J.R. Guzzo
Francischini foi o deputado estadual mais votado do Paraná em 2018
Ele foi eleito pelo voto de 430 mil cidadãos paranaenses e destituído por três magnatas que jamais tiveram um único voto na vida.
Vai se tornando muito difícil, para qualquer cidadão que tenha a capacidade de pensar dentro dos princípios da lógica mais simples, acreditar que o Brasil viva numa democracia – ou, pelo menos, o que se entende por democracia nas sociedades onde ela é realmente praticada. Não é preciso entrar num curso de ciência política para se ver isso.
Uma das exigências mais básicas das democracias de verdade é ter um sistema de Justiça que funcione, que seja compreensível pelo cidadão comum e cujas decisões se possa prever – elas precisam, essencialmente, seguir o que está escrito nas leis e prover soluções justas, onde se veta o que está errado e se aceita o que está certo. O Brasil de hoje não tem isso.
Acontece o tempo todo, e acabou de acontecer com a cassação do deputado estadual Fernando Francischini, do Paraná, por decisão de 3 a 2 numa “turma” do STF. Ele foi eleito pelo voto de 430 mil cidadãos paranaenses e destituído por três magnatas que jamais tiveram um único voto na vida. A vontade dos eleitores, que é outro fundamento essencial da democracia, não valeu nada no seu caso.
Pode ser verdade, pode ser mentira ou alguma coisa entre as duas; só não pode ser crime, porque não existe lei dizendo que é. Se sua declaração causou danos, ele poderia ter sido processado penalmente por calúnia, injúria ou difamação, e responder a ações cíveis de reparação. Foi acusado, processado e condenado pelo delito inexistente de propagar “desinformação”.
Não há como resolver essa insânia. Francischini foi cassado por ser um deputado “bolsonarista”, como diz a mídia (não um deputado paranaense; um deputado “bolsonarista”), e para intimidar outros críticos do sistema eletrônico de votação em vigor, com a criação de jurisprudência preventiva. O recado é o seguinte: “Cuidado. Quem falar mal do sistema eleitoral vai ser cassado. Olha o Francischini”. O resto é pura hipocrisia.
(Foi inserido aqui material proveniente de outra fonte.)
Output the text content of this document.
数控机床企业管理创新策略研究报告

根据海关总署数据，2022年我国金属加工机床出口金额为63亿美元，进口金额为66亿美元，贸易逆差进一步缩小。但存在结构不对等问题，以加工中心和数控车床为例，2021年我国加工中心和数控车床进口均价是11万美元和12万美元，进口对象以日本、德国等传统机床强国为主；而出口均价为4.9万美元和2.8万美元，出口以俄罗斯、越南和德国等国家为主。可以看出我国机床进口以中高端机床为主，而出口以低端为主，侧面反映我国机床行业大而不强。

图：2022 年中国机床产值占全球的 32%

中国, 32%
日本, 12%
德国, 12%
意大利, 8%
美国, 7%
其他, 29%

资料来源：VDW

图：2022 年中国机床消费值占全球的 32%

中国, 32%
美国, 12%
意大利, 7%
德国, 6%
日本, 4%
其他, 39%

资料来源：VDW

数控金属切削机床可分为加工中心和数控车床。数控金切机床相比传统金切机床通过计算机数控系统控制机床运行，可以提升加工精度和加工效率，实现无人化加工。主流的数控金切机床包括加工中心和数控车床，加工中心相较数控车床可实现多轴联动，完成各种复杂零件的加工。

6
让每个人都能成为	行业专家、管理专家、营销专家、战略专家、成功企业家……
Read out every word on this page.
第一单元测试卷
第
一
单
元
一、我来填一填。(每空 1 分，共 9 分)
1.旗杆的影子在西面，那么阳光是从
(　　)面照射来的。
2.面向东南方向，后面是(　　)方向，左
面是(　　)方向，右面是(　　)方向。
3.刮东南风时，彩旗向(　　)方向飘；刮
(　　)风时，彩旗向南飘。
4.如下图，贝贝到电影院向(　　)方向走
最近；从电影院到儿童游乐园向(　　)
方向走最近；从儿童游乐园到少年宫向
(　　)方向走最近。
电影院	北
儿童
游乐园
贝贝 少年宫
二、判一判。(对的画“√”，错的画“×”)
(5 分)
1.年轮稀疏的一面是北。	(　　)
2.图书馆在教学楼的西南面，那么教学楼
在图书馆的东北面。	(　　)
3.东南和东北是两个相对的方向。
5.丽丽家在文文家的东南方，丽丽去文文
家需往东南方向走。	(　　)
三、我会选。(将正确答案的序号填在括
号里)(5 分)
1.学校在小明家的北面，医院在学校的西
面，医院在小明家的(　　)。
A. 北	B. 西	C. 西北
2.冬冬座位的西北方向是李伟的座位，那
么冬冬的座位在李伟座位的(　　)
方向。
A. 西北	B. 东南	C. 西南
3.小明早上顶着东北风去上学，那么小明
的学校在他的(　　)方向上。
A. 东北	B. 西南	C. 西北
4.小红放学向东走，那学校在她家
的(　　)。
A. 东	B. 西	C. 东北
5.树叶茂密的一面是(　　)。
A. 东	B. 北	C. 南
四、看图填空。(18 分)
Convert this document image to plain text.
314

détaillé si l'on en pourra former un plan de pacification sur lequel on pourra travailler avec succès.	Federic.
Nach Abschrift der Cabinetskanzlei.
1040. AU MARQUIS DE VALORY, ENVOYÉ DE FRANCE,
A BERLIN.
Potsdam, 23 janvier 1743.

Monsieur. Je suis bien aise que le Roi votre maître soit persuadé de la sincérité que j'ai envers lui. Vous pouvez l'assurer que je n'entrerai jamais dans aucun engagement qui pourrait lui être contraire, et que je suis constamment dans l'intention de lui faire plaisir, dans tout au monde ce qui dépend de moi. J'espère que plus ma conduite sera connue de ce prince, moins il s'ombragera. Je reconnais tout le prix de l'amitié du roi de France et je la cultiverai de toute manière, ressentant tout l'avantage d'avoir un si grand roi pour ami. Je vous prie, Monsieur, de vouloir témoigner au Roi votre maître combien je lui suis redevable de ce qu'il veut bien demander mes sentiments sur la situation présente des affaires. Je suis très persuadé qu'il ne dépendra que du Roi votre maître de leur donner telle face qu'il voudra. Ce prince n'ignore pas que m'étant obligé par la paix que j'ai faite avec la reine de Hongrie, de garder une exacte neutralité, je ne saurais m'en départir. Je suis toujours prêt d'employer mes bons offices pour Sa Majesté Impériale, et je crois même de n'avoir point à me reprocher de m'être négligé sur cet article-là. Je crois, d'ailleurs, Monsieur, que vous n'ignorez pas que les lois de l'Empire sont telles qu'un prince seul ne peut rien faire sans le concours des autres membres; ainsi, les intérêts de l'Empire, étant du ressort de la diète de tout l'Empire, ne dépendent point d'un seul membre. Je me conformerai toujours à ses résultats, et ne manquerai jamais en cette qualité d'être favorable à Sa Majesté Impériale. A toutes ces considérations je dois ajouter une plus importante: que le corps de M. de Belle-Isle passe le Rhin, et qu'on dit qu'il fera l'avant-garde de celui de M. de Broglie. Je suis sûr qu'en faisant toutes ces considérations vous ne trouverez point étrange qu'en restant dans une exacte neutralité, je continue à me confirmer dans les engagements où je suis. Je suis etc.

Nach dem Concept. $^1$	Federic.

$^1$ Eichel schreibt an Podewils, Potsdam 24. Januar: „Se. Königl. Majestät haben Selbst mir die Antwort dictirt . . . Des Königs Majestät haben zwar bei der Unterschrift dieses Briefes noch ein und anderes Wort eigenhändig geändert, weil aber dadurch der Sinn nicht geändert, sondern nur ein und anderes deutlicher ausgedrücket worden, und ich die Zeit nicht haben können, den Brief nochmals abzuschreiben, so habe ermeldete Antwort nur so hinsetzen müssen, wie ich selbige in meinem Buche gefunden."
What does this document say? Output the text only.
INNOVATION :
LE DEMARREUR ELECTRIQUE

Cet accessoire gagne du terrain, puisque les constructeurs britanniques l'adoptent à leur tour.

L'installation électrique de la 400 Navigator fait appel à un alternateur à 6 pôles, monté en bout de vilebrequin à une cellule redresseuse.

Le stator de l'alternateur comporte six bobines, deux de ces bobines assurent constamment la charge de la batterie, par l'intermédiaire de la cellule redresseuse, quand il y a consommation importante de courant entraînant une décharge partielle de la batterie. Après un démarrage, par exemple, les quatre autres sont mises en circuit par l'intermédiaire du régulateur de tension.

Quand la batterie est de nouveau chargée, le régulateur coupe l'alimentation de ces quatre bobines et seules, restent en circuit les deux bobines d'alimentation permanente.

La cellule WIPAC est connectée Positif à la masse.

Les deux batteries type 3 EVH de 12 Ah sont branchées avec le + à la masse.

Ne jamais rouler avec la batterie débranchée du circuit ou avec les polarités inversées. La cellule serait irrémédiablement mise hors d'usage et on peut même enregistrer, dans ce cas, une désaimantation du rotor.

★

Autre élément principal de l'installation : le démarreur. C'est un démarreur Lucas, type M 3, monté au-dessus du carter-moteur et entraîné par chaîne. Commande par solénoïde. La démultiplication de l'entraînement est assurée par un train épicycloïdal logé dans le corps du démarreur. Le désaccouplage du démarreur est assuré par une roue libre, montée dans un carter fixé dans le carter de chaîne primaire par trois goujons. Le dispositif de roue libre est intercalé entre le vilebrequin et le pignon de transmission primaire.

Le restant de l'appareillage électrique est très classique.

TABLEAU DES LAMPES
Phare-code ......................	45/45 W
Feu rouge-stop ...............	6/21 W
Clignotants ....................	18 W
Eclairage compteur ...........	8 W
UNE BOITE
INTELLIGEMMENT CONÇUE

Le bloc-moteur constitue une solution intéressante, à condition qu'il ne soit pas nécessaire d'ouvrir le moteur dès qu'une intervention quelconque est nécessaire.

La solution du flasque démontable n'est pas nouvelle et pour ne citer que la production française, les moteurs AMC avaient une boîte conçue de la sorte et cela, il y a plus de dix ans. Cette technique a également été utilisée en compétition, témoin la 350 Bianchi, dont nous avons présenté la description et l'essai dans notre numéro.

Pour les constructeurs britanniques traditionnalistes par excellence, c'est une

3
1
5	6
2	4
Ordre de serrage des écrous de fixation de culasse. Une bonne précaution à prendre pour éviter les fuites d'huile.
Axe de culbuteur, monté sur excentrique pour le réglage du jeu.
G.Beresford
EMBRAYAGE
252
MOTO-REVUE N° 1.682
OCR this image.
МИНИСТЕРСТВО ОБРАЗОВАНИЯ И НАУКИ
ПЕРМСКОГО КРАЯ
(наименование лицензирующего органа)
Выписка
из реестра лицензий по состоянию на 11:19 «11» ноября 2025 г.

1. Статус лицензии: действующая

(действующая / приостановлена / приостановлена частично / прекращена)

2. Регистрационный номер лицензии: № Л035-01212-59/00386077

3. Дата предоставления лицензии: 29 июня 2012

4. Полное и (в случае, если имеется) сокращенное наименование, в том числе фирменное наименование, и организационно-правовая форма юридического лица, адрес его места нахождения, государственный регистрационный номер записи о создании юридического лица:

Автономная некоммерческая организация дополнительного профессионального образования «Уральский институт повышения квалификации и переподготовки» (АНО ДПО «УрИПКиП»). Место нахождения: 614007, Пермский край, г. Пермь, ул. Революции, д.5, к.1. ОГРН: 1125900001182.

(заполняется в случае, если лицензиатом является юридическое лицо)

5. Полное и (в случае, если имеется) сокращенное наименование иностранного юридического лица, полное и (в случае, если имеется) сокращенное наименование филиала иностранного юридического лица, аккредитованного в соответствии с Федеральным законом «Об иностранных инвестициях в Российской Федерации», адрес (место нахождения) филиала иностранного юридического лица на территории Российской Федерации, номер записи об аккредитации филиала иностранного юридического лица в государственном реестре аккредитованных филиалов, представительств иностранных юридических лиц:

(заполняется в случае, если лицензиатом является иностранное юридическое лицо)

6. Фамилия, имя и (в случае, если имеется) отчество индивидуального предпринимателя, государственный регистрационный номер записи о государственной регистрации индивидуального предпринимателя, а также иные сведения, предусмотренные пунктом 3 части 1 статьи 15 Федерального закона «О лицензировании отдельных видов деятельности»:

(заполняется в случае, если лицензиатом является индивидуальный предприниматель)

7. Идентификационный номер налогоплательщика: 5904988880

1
Mas ele foi punido, com a perda do mandato, por uma infração que não está tipificada na lei – e a tipificação, ou seja, a descrição detalhada, clara e por escrito de cada obrigação legal das pessoas, é uma exigência elementar de qualquer sistema de justiça, e de qualquer Estado Democrático de Direito. Se não está na lei, não pode haver punição. Ponto final.